L’enseignement à distance, avec les visioconférences à la carte par exemple, n’a-t-il pas des avantages?

La flexibilité et la liberté permettent à l’élève de prendre le pouvoir sur la parole du maître, mais ne profitent qu’à ceux qui ont cette compétence. Seule la présence des élèves permet à l’enseignant de décoder les besoins de chacun et de faire des arbitrages. Cela confirme le fait que réunir des enfants ou des jeunes en un lieu structuré par un enseignant, où ils vont apprendre ensemble, est quelque chose de fécond.

L’école en présentiel n’est donc pas une forme archaïque de l’apprentissage…

Bien sûr, les outils techniques permettent d’organiser de la coprésence à l’écran. Mais tous les élèves ne se connectent pas ou ne sont pas dans la même disposition d’esprit. Reconstituer la classe dans sa chambre à coucher, avec ses contraintes symboliques, n’est pas une formalité. Si nos ­ancêtres ont inventé ces bâtiments avec des grilles en fer forgé, toute cette solennité de l’école, c’était pour transformer des coureurs des rues en citoyens civi­lisés. Cela reste vrai aujourd’hui.

Les demi-classes sont une autre expérience qui semble avoir bien fonctionné. Pourquoi ne pas la reconduire?

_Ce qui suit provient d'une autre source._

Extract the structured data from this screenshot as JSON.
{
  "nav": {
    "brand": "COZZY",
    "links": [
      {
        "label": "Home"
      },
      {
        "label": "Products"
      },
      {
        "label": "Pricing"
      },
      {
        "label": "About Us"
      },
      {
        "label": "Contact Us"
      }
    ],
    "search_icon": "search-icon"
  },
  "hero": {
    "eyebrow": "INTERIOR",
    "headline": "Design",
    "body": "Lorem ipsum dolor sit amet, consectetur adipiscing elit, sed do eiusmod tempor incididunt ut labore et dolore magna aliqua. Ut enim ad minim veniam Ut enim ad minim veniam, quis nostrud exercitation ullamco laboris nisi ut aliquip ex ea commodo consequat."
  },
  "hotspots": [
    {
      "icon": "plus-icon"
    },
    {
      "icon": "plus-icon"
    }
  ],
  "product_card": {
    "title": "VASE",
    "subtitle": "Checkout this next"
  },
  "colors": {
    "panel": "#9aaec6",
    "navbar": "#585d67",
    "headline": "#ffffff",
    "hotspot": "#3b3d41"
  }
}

Bien sûr, les demi-groupes, c’est souvent mieux, mais c’est deux fois plus cher à financer! L’instituteur, il y a un siècle, incarnait une norme, à laquelle les élèves devaient se conformer pour grandir. Aujourd’hui, le citoyen ordinaire attend de l’État un service personnalisé. Réduire les effectifs par deux dans les écoles, tout le monde serait d’accord, à part peut-être les parents eux-mêmes en tant que contribuables…

Que répondez-vous aux parents qui craignent de nombreux échecs à la rentrée?

Le risque est faible. Les taux d’échec ont tendance à la stabilité. La recherche montre que les enseignants fixent la barre en fonction ce qu’ils ont pu traiter. Ils en tiennent compte pour statuer.